Our First Churning Customers

Our First Churning Customers

It was bound to happen sooner or later, and since writing my last blog post, it did: We’ve had our first churning customers.

Three customers.

Four paid seats.

€ 59.8 MRR in total.

It sucks! It freaking sucks big time! But it also turned out to be a lesson to learn from.

Churn reasons

One of them wasn’t properly onboarded and never really got started using Herodesk. That’s bad. Like, really bad, when we managed to get them to sign up and upgrade to a paid subscription, but they never got started.

When going through the most recent upgrades to Herodesk Plus, I can see that this also applies to others, making them high-churn-risk customers.

I need to go back and re-visit my onboarding flow. It already has:

  • In-app product tour and onboarding / “getting-started” guides
  • E-mail flows
  • Online onboarding meetings

Maybe it just wasn’t a fit? In any case, more needs to be done here to be sure.

The two others got onboarded but churned for two different reasons:

  1. A one-man webshop who learned that, for her, it was more difficult to have support mail + SoMe in Herodesk, than to have support + personal mail in Outlook and SoMe directly on the platforms. It wasn’t a match with the ICP. Herodesk isn’t built to handle your personal e-mail. If gathering all support communication across channels in one system that also integrates with your webshop doesn’t provide enough value for you, then it’s not a match between our businesses.
  2. The other was a company with three users that manages 10-12 different inboxes (brands + languages). They got fully onboarded and started using Herodesk. However, they tested it with 1 or 2 of their inboxes, as they currently use another helpdesk tool. Their feedback was that they thought the other tool was easier to work with and that their dashboard gave them a bitter overview of customer conversations across inboxes.

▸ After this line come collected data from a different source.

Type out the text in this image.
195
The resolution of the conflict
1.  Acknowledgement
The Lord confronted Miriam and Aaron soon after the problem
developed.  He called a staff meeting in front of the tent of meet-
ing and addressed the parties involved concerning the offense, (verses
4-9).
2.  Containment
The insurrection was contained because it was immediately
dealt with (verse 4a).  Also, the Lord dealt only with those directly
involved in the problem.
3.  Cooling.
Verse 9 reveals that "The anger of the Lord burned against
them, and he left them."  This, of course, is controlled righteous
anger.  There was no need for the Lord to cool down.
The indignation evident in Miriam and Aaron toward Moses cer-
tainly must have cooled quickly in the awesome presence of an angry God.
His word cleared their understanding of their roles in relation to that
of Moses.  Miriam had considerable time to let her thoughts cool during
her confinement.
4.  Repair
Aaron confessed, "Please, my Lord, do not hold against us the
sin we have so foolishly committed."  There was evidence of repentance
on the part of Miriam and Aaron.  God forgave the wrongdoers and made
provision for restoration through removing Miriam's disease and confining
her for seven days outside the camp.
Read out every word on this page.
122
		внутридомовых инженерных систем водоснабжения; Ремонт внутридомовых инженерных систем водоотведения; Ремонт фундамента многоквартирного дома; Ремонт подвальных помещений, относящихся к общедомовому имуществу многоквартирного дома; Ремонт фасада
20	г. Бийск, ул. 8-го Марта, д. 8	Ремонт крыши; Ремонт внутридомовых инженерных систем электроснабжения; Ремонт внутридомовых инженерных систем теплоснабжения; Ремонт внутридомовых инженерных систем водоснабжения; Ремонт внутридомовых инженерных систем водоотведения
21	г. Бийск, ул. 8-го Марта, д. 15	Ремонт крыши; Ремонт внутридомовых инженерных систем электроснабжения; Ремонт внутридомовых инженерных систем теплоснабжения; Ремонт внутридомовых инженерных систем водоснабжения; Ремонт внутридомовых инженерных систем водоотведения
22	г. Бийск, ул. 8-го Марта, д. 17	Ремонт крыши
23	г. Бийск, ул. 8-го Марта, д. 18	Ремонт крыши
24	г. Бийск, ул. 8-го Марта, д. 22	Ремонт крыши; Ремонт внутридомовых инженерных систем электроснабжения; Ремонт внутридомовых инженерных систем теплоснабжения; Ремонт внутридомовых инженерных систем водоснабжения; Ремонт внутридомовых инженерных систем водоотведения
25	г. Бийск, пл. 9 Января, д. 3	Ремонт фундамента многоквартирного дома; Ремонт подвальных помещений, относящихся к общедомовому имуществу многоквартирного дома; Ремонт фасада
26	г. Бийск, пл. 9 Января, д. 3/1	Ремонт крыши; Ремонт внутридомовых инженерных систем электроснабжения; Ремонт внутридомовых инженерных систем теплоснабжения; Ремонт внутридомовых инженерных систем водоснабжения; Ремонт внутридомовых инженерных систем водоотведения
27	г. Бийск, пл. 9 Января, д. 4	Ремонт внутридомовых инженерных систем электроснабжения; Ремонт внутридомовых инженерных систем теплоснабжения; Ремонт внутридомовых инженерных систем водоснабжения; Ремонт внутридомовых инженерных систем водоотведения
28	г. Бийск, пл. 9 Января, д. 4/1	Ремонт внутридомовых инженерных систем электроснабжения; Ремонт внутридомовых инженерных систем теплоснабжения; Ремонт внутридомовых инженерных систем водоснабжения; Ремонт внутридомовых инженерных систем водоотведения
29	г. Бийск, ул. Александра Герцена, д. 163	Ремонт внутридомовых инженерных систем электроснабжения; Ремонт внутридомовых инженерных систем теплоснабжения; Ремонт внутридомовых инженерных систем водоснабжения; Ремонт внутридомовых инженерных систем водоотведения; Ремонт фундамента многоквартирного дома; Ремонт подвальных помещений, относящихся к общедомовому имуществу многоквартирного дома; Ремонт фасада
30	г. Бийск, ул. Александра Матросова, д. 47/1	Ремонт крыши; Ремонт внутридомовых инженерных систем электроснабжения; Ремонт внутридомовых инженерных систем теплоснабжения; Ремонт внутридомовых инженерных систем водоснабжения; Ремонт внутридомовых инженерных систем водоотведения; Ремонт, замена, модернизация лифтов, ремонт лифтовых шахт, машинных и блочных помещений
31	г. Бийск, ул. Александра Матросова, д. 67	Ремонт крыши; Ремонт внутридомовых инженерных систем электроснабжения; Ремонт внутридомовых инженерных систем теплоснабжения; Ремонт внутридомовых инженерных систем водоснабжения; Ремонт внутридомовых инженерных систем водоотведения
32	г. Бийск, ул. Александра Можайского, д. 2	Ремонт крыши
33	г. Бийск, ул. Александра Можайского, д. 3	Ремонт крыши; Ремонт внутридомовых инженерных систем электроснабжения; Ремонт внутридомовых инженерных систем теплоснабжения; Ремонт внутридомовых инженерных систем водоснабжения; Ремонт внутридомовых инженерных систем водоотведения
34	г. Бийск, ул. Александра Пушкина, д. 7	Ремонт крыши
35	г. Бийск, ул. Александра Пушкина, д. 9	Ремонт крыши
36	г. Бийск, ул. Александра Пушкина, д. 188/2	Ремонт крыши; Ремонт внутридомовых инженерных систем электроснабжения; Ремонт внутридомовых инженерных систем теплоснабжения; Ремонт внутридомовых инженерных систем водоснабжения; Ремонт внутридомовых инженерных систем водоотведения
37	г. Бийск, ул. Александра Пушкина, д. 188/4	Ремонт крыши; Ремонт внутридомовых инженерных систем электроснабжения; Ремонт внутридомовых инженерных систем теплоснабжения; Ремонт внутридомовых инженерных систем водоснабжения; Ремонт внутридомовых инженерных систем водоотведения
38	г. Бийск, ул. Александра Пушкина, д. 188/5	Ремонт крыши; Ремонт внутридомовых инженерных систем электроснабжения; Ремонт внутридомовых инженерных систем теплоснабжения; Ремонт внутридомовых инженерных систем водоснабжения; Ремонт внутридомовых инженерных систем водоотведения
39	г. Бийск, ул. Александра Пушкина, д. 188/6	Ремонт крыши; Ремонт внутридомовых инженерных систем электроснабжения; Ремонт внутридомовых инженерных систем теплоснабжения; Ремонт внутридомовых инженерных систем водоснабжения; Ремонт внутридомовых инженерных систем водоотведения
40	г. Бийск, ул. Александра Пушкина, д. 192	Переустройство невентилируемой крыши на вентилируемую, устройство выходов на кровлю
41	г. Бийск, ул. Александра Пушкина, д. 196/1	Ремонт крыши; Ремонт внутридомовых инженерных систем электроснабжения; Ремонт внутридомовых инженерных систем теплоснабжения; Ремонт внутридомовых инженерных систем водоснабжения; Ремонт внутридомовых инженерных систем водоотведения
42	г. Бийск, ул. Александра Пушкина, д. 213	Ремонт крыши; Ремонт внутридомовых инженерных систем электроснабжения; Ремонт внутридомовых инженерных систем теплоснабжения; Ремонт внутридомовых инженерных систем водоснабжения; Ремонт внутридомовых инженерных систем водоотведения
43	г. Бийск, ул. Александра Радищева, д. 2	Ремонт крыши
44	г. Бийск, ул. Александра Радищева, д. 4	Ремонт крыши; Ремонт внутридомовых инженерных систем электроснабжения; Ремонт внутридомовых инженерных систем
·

The last one annoys me. It’s a perfect ICP match. They signed up, were onboarded, and started using the product, but they ultimately chose to stay with their current solution. Ouch...

Learnings from the churned customers

What we are doing right:

  • Features – Herodesk has the features that our customers need. More will be added, but we’re not losing sales due to a lack of features right now.
  • Pricing—There have been no complaints about the product being too expensive. You might even argue it’s too cheap, but that’s another discussion for another day.

What needs to be improved:

  • Onboarding – Better use of data to tailor the onboarding process for each customer.
  • User Experience – Keep iterating and improving the user interface and user experience when using Herodesk.
  • High Churn Risk Detection – Use the available data to identify high-churn-risk customers and reach out to them to prevent them from churning before it happens (this is super difficult, but if done right, it can avoid some - not all - churn).

Although customer churn sucks, it’s one of the best moments to learn.

Currently, I’m manually reaching out to customers who have cancelled their subscriptions. Thanks to our business model, there’s always a delay between subscription cancellation and actual downgrade, as the latter doesn’t happen until the prepaid subscription expires. That gives me a chance to reach out and ask what’s going on.

It’s simple: I’ll email them a prepared template. If they don’t reply, I’ll call them. I’m always asking the same three questions:

  • Why did you decide to cancel your subscription?
  • What could we have done better?
  • Is there anything we can do to change your mind?

Best case scenario? They re-activate their subscription.

Worst case scenario? We learn what went wrong and can use that knowledge to improve.